生物が生きていくために様々な生命活動が生体内で行われています。その生命活動は、ホルモン、酵素、サイトカインなどの種々の物質が、適切に働くことにより安定することができます。それらの生命活動を担う物質は殆ど全てが「タンパク」です。
「遺伝子」は「それら様々なタンパクをつくるときに必要な設計図」すなわち「生命活動を司る根源」と表現すれば少しイメージが湧くかもしれません。

そして遺伝子は、両親から継承されるものですが、外界の刺激などで時に突然変異することがあります。この遺伝子の突然変異によって引き起こされる代表的な疾患が「がん」です。

体の中には、がんの発生を促す「がん遺伝子」と、がんの発生を抑える「がん抑制遺伝子」というものがあります。健常時には、それらが適切なバランスで機能していますが、何らかの変異が生じて、がん遺伝子が活発に働き過ぎたり、がん抑制遺伝子が機能低下したりすると、がんが発生してしまいます。

一般的に、がんが発症している患者さんの多くは「がん抑制遺伝子」が機能低下ないしは欠如しているので、これを投与して補おうというのが、ごく一般的な「がん遺伝子治療」です。例えば、P53、P16、PTENなどは代表的ながん抑制遺伝子で、これらを投与することで、がんの活動が抑えられると考えられています。

ただし、がん患者さんに本当にこれらの遺伝子が欠落しているのか? また、これらのがん遺伝子をただ単に投与するだけで狙い通りがんの活動が停止するのか?については、明快な回答がありません。がん抑制遺伝子を投与するのみの「がん遺伝子治療」の薬効薬理はブラックボックスに包まれています。

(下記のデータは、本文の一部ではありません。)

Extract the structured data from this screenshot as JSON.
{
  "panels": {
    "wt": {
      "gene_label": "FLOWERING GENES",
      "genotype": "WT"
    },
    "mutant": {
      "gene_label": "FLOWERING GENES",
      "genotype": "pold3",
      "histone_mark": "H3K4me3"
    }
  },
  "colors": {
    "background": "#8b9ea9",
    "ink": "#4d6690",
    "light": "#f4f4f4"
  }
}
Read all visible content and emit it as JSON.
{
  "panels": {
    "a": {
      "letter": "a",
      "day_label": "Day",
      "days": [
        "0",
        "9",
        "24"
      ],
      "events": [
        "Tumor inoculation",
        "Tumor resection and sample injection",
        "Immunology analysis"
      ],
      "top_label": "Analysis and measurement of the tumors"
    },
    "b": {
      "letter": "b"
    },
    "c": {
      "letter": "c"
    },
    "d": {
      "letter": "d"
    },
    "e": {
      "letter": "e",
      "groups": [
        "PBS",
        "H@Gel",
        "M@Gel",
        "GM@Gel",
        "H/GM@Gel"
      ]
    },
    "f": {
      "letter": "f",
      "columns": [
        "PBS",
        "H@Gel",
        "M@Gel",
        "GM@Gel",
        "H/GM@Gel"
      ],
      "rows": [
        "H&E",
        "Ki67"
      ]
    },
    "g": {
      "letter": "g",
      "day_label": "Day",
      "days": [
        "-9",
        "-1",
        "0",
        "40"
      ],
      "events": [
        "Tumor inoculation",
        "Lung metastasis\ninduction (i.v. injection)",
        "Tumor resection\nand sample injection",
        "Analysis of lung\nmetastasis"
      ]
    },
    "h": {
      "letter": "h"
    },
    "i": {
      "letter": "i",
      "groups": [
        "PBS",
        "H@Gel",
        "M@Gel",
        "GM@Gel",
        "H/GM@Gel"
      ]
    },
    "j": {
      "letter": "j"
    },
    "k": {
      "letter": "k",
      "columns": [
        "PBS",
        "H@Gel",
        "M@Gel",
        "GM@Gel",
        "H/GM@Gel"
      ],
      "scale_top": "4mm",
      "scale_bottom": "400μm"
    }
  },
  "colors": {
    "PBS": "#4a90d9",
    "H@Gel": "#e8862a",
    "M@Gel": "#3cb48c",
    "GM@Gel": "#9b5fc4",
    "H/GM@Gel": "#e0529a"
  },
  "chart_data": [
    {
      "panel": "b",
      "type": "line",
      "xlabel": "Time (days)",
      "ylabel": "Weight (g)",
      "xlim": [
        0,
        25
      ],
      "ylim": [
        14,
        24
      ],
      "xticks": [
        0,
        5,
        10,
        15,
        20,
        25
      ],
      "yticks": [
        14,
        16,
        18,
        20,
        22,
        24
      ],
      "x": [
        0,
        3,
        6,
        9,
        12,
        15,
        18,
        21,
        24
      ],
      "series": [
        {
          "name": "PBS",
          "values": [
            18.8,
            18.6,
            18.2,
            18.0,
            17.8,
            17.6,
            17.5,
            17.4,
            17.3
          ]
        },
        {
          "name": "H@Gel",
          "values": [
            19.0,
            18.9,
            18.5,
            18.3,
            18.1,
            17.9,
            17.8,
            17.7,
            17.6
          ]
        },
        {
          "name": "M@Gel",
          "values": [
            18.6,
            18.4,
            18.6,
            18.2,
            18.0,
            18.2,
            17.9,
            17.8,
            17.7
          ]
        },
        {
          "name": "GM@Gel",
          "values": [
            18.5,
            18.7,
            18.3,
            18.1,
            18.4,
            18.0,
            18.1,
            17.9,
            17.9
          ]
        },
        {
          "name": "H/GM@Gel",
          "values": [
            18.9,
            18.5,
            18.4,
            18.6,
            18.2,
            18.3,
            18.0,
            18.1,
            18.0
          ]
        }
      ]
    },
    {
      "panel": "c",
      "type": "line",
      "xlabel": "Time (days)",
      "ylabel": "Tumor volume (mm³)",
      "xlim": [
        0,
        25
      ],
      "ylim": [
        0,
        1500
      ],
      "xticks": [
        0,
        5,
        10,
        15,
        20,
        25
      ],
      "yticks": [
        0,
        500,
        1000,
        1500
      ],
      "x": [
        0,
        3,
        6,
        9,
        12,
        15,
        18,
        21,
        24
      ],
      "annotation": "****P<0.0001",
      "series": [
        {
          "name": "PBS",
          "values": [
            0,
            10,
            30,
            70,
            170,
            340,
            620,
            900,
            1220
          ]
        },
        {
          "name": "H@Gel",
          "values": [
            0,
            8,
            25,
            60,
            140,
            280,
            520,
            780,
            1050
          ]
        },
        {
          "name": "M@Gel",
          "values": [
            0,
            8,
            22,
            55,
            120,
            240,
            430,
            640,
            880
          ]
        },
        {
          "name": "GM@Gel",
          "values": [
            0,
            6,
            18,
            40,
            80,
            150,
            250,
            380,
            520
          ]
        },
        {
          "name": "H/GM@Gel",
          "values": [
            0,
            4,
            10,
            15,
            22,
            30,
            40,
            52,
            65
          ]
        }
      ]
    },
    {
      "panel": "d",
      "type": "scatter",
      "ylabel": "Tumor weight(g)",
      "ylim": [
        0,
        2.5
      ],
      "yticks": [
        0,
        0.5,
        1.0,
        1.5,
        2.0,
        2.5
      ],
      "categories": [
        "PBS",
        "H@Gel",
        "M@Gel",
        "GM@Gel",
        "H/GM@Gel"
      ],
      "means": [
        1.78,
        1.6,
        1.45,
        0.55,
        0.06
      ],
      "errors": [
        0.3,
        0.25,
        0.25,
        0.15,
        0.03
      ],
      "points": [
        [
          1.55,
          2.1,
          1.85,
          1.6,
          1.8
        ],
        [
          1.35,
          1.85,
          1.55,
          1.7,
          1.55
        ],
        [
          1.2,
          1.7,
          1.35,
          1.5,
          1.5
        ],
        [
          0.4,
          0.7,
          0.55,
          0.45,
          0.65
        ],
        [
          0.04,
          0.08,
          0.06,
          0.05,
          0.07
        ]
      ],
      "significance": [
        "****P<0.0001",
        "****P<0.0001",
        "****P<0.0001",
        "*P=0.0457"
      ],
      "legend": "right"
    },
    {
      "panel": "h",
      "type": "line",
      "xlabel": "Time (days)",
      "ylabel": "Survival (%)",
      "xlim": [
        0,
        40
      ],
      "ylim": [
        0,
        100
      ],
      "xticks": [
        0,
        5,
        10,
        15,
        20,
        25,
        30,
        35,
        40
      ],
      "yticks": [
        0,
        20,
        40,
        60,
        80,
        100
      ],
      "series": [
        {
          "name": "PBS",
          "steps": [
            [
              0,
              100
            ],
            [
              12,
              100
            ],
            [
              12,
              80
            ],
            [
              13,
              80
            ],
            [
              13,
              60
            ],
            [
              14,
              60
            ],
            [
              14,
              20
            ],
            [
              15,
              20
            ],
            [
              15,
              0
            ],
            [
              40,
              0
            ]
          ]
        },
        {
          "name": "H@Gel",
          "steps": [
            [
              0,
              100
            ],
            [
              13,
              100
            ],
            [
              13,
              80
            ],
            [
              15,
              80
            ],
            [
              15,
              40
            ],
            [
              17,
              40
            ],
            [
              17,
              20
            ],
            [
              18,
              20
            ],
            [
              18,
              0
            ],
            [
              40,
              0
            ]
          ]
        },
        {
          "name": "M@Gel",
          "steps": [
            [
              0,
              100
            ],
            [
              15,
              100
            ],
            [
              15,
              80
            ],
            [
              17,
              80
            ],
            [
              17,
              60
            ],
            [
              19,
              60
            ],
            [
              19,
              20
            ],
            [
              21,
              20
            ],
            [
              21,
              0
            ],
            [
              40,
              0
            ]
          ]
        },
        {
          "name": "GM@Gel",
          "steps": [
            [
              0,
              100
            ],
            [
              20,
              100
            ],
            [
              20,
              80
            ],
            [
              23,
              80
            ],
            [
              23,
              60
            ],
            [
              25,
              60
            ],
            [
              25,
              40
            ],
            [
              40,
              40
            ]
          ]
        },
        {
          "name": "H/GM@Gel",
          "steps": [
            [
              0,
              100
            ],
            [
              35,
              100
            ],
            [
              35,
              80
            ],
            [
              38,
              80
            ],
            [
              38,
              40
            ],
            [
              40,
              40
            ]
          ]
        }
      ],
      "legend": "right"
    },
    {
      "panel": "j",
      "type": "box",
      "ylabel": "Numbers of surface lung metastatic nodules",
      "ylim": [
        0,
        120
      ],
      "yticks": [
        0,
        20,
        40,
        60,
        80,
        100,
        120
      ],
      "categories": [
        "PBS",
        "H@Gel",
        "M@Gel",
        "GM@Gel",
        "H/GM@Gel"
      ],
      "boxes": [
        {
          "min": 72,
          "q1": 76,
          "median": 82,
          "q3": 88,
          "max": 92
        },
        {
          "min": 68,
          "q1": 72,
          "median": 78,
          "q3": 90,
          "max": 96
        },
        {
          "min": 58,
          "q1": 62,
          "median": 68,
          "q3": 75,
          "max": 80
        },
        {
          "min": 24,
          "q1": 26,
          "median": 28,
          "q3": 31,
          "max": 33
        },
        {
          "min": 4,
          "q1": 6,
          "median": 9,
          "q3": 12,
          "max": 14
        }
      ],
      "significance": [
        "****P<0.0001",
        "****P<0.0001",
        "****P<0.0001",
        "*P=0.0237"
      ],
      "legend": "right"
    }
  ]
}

そもそも、がん細胞はもともと正常な細胞が突然変異してできた悪しき細胞ですが、正常細胞と同様にがんも生命活動をしています。そして、様々なタンパクの活動がその動きを制御しています。がんの悪いふるまいを規定しているタンパクを捉えて、そのタンパクを作る遺伝子を無効にしてしまえば、がんの悪い性質を消せるのではないか?そのような考えのもとに設計された遺伝子治療が、単にがんの抑制遺伝子を投与するだけの従来の遺伝子治療を超えるものとして期待されています。それは、今までの常識では考えられないほど、がん治療において劇的かつ強烈な成果を示す可能性もあります(実際の臨床現場でもそのような症例が増えています)。そのように、治療のターゲットとなるタンパクを同定した次世代のがん遺伝子治療が、がんに特異的に大量に存在しているCDC6タンパク(細胞分裂の際に働くタンパク)を消去する遺伝子治療(CDC6shRNA療法)です。

そして、冒頭の話に戻りますが、このCDC6shRNA療法も、提供する医療機関によっては、その内容が全く異なります。遺伝子製剤の製造法・投与量(濃度)・投与ルート・投与頻度・治療費用など、治療の鍵となる内容が全く異なっています。